Actor Leslie Nielsen had the somber demeanor and stone-serious face that were just right for dramatic roles. They proved even better for comedy.
“Surely you can’t be serious,” an airline passenger says to Nielsen in Airplane! the 1980 hit that turned the actor from dramatic leading man to comic star.
“I am serious,” Nielsen replies. “And don’t call me Shirley.”
The line was probably his most famous — and a perfect distillation of his career.
Nielsen, the dramatic lead in Forbidden Planet and The Poseidon Adventure and the bumbling detective in The Naked Gun comedies, died on Sunday in Fort Lauderdale, Florida. He was 84.
The Canada native died from complications from pneumonia at a hospital near his home, surrounded by his wife, Barbaree, and friends, his agent John Kelly said in a statement.
“We are saddened by the passing of beloved actor Leslie Nielsen, probably best remembered as Lieutenant Frank Drebin in The Naked Gun series of pictures, but who enjoyed a more than 60-year career in motion pictures and television,” Kelly said.
Nielsen went to Hollywood in the mid-1950s after performing in 150 live television dramas in New York.
He first performed as the king of France in the Paramount operetta The Vagabond King with Kathryn Grayson. The film — he called it “The Vagabond Turkey” — flopped, but MGM signed him to a seven-year contract.
His first film for that studio was auspicious — as the space ship commander in the science fiction classic Forbidden Planet. He found his best dramatic role as the captain of an overturned ocean liner in the 1972 disaster movie, The Poseidon Adventure.
Behind the camera, the serious actor was a well-known prankster. That was an aspect of his personality never exploited, however, until Airplane! was released in 1980 and became a huge hit.
As the doctor aboard a plane in which the pilots and some of the passengers become violently ill, Nielsen says they must get to a hospital right away.
“A hospital? What is it?” a flight attendant asks, inquiring about the illness.
“It’s a big building with patients, but that’s not important right now,” Nielsen deadpans.
Critics argued he was being cast against type, but Nielsen disagreed, saying comedy was what he intended to do all along.

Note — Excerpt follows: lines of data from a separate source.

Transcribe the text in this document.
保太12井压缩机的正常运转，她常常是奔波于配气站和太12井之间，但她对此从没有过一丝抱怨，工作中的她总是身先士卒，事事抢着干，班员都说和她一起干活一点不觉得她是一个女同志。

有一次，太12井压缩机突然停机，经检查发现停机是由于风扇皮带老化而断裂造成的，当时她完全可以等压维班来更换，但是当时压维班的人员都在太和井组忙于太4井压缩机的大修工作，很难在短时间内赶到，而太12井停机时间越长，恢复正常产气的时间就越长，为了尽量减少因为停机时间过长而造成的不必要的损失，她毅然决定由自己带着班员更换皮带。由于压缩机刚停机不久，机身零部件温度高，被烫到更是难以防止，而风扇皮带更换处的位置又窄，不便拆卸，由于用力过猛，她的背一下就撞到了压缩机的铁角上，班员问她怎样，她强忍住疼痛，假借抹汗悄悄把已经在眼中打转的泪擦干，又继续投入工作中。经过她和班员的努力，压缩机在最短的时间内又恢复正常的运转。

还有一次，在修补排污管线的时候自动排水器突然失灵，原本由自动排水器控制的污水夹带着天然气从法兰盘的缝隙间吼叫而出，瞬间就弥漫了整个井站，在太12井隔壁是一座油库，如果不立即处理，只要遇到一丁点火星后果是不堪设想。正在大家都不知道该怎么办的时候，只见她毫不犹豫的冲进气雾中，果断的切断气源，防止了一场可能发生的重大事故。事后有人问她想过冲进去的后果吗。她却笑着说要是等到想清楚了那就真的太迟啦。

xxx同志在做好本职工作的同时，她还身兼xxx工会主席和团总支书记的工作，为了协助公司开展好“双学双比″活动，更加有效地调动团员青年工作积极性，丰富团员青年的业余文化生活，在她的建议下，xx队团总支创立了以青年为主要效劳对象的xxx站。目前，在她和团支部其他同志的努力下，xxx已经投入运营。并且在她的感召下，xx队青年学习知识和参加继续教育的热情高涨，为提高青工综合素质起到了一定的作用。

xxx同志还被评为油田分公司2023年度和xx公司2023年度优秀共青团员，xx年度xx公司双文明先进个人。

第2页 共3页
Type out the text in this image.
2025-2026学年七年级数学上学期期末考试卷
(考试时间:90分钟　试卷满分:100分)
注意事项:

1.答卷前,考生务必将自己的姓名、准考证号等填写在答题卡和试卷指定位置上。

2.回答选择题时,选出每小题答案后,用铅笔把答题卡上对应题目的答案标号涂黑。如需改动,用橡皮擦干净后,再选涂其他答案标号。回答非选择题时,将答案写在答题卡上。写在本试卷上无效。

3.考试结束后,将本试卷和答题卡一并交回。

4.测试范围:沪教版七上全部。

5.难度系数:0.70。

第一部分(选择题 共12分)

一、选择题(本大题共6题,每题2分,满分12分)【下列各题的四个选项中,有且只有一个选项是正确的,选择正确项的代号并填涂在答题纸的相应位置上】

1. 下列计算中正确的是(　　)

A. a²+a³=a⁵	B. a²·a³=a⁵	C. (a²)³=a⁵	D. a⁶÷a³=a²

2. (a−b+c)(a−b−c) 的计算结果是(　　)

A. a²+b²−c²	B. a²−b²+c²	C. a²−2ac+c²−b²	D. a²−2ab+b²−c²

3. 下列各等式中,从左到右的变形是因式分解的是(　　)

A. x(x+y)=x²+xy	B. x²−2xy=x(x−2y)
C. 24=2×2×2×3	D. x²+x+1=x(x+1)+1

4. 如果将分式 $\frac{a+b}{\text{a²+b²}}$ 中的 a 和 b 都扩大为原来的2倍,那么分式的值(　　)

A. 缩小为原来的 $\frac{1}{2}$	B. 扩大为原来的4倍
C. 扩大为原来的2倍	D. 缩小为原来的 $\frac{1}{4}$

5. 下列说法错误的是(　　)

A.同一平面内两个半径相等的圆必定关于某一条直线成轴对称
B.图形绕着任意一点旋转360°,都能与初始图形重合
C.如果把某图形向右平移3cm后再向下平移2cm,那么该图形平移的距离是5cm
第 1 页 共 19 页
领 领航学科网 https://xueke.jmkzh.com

“I’ve always been cast against type before,” he said of his early years in Hollywood.
Nielsen was born Feb. 11, 1926 in Regina, Saskatchewan.
He grew up 320km south of the Arctic Circle at Fort Norman, where his father was an officer of the Royal Canadian Mounted Police.
The parents had three sons and Nielsen once recalled: “There were 15 people in the village, including five of us. If my father arrested somebody in the winter, he’d have to wait until the thaw to turn him in.”